The ideological connection between Marxist socialism and National Socialism is not fanciful. Hitler read Marx carefully while living in Munich in 1913, and may have picked up from him a fateful postulate that the two ideologies would share. It is the belief that history is a preordained succession of conflicts between groups of people and that improvement in the human condition can come only from the victory of one group over the others. For the Nazis the groups were races; for the Marxists they were classes. [...] The ideologies, once implemented, led to atrocities in a few steps: struggle (often a euphemism for violence) is inevitable and beneficial; certain groups of people (the non-Aryan races or the bourgeoisie) are morally inferior; improvements in human welfare depend on their subjugation or elimination. Aside from supplying a direct justification for violent conflict, the ideology of intergroup struggle ignites a nasty feature of human social psychology: the tendency to divide people into in-groups and out-groups and to treat the out-groups as less than human. It doesn't matter whether the groups are thought to be defined by their biology or by their history. Psychologists have found that they can create instant intergroup hostility by sorting people on just about any pretext, including the flip of a coin.
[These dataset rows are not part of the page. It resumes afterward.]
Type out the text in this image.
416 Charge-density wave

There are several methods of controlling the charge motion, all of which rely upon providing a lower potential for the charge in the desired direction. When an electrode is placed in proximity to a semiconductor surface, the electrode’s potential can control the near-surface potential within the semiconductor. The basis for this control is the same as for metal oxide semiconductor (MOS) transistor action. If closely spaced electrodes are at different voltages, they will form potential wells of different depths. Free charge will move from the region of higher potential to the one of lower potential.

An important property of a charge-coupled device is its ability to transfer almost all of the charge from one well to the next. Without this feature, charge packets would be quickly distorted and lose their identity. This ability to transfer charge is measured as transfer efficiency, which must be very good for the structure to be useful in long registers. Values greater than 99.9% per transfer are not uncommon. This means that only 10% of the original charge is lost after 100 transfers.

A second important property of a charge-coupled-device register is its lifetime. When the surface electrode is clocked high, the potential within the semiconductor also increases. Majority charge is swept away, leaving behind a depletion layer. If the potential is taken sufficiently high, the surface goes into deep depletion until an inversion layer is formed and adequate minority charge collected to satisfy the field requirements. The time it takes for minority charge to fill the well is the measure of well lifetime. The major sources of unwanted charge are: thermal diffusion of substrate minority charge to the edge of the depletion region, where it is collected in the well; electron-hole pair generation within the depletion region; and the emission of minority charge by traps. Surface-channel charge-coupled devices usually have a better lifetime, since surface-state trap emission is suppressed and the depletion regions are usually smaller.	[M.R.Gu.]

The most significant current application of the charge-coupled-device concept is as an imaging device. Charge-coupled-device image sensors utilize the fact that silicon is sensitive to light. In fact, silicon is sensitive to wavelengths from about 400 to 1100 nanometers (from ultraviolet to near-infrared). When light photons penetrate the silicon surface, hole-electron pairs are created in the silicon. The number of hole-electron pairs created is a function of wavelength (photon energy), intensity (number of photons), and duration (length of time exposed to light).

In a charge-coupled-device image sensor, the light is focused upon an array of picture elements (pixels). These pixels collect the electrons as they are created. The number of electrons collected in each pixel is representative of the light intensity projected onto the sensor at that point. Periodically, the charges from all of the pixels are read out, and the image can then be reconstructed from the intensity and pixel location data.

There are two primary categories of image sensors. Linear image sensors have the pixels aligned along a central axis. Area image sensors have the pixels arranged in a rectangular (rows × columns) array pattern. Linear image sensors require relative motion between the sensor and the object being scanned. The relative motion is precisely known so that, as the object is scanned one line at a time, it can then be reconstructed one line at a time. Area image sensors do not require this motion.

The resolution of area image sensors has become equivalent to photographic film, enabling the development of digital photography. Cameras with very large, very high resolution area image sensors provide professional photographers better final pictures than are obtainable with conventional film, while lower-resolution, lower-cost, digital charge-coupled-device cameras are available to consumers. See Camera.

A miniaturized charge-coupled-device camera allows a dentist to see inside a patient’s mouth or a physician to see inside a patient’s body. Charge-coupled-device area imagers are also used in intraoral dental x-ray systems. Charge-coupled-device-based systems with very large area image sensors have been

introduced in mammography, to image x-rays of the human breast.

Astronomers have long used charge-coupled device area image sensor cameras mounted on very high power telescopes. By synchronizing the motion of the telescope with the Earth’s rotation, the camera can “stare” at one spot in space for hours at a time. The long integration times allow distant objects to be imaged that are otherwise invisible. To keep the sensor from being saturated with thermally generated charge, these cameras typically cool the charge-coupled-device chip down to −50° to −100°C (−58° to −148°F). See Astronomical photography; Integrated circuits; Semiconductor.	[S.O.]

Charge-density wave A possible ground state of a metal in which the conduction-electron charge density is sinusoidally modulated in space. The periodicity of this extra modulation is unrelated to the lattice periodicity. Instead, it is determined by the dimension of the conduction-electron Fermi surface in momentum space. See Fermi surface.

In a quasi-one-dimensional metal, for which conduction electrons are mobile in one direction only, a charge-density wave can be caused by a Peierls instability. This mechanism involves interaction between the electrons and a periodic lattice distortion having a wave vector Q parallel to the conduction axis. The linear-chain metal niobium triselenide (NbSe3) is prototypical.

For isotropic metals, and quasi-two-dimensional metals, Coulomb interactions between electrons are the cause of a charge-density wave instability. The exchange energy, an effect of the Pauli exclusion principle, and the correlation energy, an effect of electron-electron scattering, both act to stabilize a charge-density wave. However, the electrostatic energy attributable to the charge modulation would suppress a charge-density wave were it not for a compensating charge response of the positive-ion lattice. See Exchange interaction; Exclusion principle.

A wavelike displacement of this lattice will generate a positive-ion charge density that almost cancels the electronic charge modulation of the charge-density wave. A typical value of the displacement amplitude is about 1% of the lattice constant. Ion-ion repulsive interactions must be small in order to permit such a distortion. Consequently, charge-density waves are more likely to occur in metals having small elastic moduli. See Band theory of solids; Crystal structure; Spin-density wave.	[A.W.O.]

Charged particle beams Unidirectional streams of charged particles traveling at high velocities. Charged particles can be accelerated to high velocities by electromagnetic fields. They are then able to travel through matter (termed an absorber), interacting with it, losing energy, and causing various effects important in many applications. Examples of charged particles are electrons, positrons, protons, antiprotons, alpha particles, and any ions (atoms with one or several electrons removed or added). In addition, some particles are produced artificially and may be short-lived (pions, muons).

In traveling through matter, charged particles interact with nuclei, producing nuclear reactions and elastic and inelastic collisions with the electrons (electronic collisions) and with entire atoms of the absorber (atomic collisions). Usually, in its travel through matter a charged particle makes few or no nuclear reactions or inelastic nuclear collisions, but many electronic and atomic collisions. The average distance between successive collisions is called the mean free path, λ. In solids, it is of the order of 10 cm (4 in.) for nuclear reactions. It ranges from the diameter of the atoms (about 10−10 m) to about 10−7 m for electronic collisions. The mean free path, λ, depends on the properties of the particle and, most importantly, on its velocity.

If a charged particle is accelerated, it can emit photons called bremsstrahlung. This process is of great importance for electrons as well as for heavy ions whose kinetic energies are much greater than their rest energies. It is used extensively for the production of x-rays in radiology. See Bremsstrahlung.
And both National Socialism and Marxist socialism were united in holding a virulent enmity towards liberal democracy. Of course, the term "Nazi" is a favorite of the liberal arts academy--it's liable to be applied to anyone to the right of Noam Chomsky.

After reading this it occurs to me that there's a third, more contemporary group to add to PInker's unholy dyad: the term Islamofascism is pretty spot on. The struggle of one group over another, the moral inferiority of certain groups, the glorification of violence--all are characteristic teachings of the jihadists.

I'm just starting Mary Habeck's Knowing the Enemy and it promises to fill in some big gaps in my knowledge of the jihadists' motivation. I'll let you know if my assumptions hold up.